The 3 of Hearts … an unusual assignment, not so much a task as a thought-experiment (like the one I did at the start of the year inspired by Thoreau), but this week’s card concerns taxes. A word with very little positive connotation. Not helped by the expression, “death and taxes” for which we can thank Benjamin Franklin.
Our new Constitution is now established, and has an appearance that promises permanency; but in this world nothing can be said to be certain, except death and taxes.
The assignment is this: Think about your attitude towards taxes. Is there a way in which you just might see them differently?
I know what I had in mind when I set this assignment late last year (yes, as a reminder to those less familiar with the Deck of Small Change, I invented the assignments attached to each card, scheming up 52 things I thought I should do to change my relationship with money).
My attitude towards taxes isn’t complicated. They feel unjust (or unjustly high, let’s say), I resent them and I resent the paperwork that goes with them. I especially resent the sort of tax I pay on top of what comes out of my pay check. The latter involves money that never reaches me. The other sort is a much more visible penalty.

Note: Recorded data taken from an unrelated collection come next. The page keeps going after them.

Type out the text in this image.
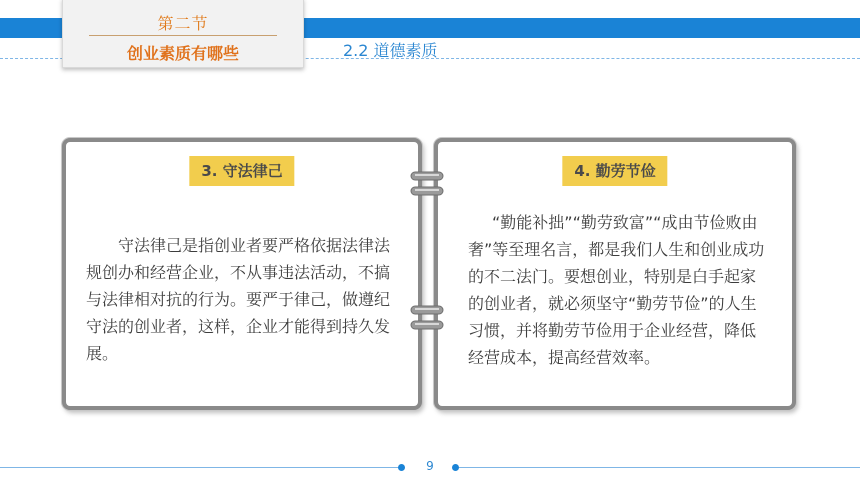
第二节
创业素质有哪些	2.2 道德素质
3. 守法律己
守法律己是指创业者要严格依据法律法规创办和经营企业，不从事违法活动，不搞与法律相对抗的行为。要严于律己，做遵纪守法的创业者，这样，企业才能得到持久发展。
4. 勤劳节俭
“勤能补拙”“勤劳致富”“成由节俭败由奢”等至理名言，都是我们人生和创业成功的不二法门。要想创业，特别是白手起家的创业者，就必须坚守“勤劳节俭”的人生习惯，并将勤劳节俭用于企业经营，降低经营成本，提高经营效率。
9
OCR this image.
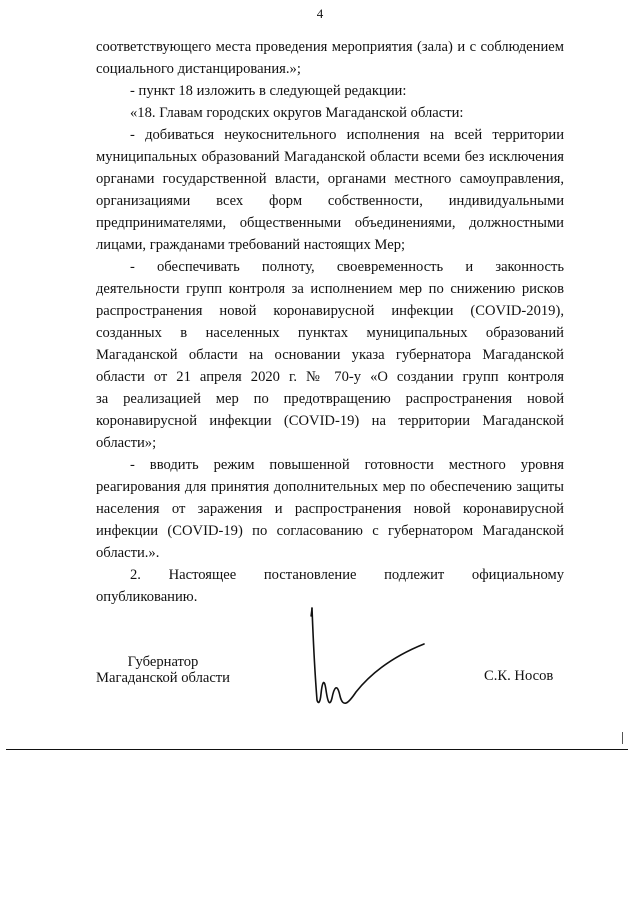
4

соответствующего места проведения мероприятия (зала) и с соблюдением

социального дистанцирования.»;

- пункт 18 изложить в следующей редакции:

«18. Главам городских округов Магаданской области:

- добиваться неукоснительного исполнения на всей территории

муниципальных образований Магаданской области всеми без исключения

органами государственной власти, органами местного самоуправления,

организациями всех форм собственности, индивидуальными

предпринимателями, общественными объединениями, должностными

лицами, гражданами требований настоящих Мер;

- обеспечивать полноту, своевременность и законность

деятельности групп контроля за исполнением мер по снижению рисков

распространения новой коронавирусной инфекции (COVID-2019),

созданных в населенных пунктах муниципальных образований

Магаданской области на основании указа губернатора Магаданской

области от 21 апреля 2020 г. № 70-у «О создании групп контроля

за реализацией мер по предотвращению распространения новой

коронавирусной инфекции (COVID-19) на территории Магаданской

области»;

- вводить режим повышенной готовности местного уровня

реагирования для принятия дополнительных мер по обеспечению защиты

населения от заражения и распространения новой коронавирусной

инфекции (COVID-19) по согласованию с губернатором Магаданской

области.».

2. Настоящее постановление подлежит официальному

опубликованию.

Губернатор
Магаданской области	С.К. Носов
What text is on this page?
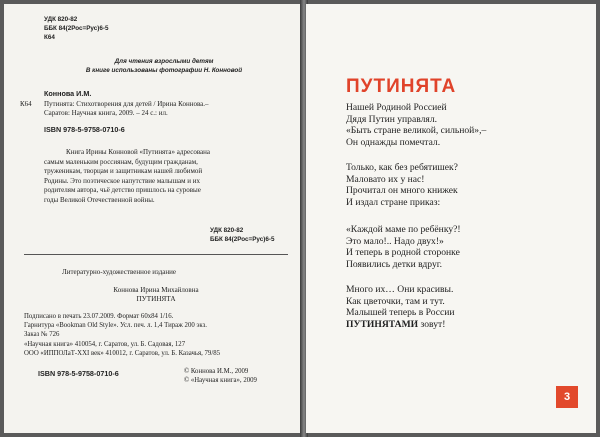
УДК 820-82
ББК 84(2Рос=Рус)6-5
К64
Для чтения взрослыми детям
В книге использованы фотографии Н. Конновой
Коннова И.М.
К64 Путинята: Стихотворения для детей / Ирина Коннова.–
Саратов: Научная книга, 2009. – 24 с.: ил.
ISBN 978-5-9758-0710-6
Книга Ирины Конновой «Путинята» адресована
самым маленьким россиянам, будущим гражданам,
труженикам, творцам и защитникам нашей любимой
Родины. Это поэтическое напутствие малышам и их
родителям автора, чьё детство пришлось на суровые
годы Великой Отечественной войны.
УДК 820-82
ББК 84(2Рос=Рус)6-5
Литературно-художественное издание
Коннова Ирина Михайловна
ПУТИНЯТА
Подписано в печать 23.07.2009. Формат 60х84 1/16.
Гарнитура «Bookman Old Style». Усл. печ. л. 1,4 Тираж 200 экз.
Заказ № 726
«Научная книга» 410054, г. Саратов, ул. Б. Садовая, 127
ООО «ИППОЛаТ-XXI век» 410012, г. Саратов, ул. Б. Казачья, 79/85
ISBN 978-5-9758-0710-6	© Коннова И.М., 2009
© «Научная книга», 2009
ПУТИНЯТА
Нашей Родиной Россией
Дядя Путин управлял.
«Быть стране великой, сильной»,–
Он однажды помечтал.
Только, как без ребятишек?
Маловато их у нас!
Прочитал он много книжек
И издал стране приказ:
«Каждой маме по ребёнку?!
Это мало!.. Надо двух!»
И теперь в родной сторонке
Появились детки вдруг.
Много их… Они красивы.
Как цветочки, там и тут.
Малышей теперь в России
ПУТИНЯТАМИ зовут!
3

My attitudes towards taxes isn’t complicated. But I do see them this way … as a penalty. I haven’t based this attitude on specific assumptions about what government should and shouldn’t do for me, any particular points of view on public service or indeed anything at all to do with socio-political leanings. Not consciously, anyway.
My attitude is a child-like annoyance at having to be a grown-up. I feel the same about going to the dentist (never mind paying for the pleasure).
I wonder if I would feel differently about taxes if I stopped to think about them a little more deeply, at least for a few minutes anyway.
Until next Sunday, over and out
Oh and for those of you who cannot bear to think about taxes either — a friendly reminder if you live in the UK and have to self-assess … the online deadline arrives end of January. How could you forget? If you’re anything like me, this is entirely possible.